A countersink resembles a type of drill that is used for countersinking. The operation is similar to countersinking, but the final task differs. The countersinking procedure is needed in situations where there is a need to form rounded recesses to hide the marks of the fastener heads.

The cultivation of parts by countersinking is considered a semi-finishing method, and is carried out before the deployment operation.

According to the design of the countersinks, they are divided into:

• Rounded;
• Conical.

A separate category includes countersinks consisting of hard alloys. They are used as grinding actions. To process openings and remove chamfers in difficult areas, another type of tool is used - a reverse countersink. To ensure the necessary processing of metal products and wood, it is recommended to purchase a countersinking kit rather than using individual tools.

The structure of the cone-type countersinks accommodates the shank and the operated element, with an angular index of 60, 75, 90 and 120 degrees. The number of teeth varies from 6 to 12 units, depending on the diameter of the tool. To ensure the alignment of the cultivated opening, a trunnion is used.

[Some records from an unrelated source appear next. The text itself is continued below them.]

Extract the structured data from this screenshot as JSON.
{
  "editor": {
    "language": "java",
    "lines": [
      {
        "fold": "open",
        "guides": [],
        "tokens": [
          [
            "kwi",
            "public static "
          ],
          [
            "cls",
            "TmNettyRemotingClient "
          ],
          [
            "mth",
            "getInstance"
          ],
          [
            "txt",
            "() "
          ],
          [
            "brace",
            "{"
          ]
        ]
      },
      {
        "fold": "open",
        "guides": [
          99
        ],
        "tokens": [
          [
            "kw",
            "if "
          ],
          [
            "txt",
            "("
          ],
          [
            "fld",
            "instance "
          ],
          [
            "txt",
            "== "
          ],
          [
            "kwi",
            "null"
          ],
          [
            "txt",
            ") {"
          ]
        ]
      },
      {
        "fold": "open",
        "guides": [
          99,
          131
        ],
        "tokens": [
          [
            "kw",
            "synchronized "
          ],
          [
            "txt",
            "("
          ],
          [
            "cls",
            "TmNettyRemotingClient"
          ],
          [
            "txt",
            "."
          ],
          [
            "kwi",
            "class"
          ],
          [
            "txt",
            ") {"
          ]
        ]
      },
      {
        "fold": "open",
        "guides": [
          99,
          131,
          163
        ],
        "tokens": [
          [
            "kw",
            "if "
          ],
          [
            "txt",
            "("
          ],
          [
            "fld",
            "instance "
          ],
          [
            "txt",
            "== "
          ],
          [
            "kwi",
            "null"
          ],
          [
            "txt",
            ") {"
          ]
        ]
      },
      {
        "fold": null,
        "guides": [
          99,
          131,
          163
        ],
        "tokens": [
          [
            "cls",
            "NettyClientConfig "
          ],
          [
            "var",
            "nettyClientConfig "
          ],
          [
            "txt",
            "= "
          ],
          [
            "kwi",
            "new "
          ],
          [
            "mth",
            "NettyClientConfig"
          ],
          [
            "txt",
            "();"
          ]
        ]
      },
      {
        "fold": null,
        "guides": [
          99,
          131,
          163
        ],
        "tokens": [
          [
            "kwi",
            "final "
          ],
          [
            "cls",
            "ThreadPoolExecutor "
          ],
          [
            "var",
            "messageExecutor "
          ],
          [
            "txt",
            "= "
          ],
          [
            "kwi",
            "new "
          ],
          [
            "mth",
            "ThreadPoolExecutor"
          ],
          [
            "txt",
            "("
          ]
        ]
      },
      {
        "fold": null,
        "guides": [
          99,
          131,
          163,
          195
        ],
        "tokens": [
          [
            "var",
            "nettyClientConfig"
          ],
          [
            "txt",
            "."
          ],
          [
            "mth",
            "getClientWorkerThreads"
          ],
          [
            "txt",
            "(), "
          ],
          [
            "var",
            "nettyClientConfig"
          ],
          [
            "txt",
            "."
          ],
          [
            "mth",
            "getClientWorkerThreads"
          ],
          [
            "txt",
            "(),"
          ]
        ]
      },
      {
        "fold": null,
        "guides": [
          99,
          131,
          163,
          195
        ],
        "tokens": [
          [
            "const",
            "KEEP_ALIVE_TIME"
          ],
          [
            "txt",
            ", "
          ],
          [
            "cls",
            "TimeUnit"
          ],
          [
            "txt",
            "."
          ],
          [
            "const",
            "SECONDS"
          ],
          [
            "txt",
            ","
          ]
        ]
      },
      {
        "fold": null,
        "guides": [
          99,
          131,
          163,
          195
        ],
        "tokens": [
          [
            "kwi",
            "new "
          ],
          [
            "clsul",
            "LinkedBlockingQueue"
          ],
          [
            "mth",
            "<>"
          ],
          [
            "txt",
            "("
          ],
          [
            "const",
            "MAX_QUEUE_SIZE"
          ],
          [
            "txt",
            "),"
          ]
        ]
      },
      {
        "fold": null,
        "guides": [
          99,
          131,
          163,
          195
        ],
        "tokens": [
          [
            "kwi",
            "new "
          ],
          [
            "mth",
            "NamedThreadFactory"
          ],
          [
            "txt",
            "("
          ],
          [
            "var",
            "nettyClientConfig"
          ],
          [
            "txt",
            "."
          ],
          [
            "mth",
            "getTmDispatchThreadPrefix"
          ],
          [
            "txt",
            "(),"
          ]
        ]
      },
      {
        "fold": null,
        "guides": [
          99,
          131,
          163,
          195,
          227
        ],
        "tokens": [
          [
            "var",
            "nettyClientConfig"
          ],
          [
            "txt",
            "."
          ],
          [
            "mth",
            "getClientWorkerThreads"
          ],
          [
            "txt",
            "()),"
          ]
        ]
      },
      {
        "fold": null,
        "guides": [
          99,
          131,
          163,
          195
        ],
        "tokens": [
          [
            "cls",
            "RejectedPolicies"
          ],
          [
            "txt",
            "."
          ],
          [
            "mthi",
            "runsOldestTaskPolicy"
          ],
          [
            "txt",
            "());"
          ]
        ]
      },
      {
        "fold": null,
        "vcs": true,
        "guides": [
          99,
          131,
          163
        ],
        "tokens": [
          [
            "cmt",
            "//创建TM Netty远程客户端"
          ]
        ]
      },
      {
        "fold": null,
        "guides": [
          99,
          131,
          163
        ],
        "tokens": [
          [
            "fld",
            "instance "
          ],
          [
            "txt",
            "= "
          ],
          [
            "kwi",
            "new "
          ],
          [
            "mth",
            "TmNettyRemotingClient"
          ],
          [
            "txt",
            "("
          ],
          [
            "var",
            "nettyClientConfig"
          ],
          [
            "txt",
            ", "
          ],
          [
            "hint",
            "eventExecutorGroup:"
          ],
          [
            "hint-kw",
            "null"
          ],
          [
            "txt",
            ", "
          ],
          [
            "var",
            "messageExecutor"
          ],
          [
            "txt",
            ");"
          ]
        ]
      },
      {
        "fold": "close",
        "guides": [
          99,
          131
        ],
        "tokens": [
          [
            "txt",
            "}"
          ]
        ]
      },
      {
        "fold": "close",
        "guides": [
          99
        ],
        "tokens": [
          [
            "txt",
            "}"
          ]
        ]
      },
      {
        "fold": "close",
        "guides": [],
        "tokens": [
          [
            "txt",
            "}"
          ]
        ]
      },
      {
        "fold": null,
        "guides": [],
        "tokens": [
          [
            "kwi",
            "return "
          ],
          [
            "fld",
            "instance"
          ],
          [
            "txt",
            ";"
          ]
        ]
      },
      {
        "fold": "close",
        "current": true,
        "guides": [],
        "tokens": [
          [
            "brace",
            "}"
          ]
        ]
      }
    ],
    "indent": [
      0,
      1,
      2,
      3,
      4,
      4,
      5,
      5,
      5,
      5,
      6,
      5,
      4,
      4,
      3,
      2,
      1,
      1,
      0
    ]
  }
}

The rounded countersink has a wear-resistant coating. This mechanism is used for chamfer cutting. In design, it resembles a drill, but has a large number of blades - from 4 to 10, it all depends on the diameter of the device. There is a guiding pin at the end of the element. With its help, the position of the tools during operation is recorded. The trunnion can be detachable or integral. In practice, devices with detachable pins are used due to ease of use. You can also attach an attachment cutter to the countersink.

To process several openings into equal recesses, you should use a countersink with holders, which includes various stops. When processing a product, the cutting element is installed in the holder and moves out of the stop by an amount equal to the recess of the opening.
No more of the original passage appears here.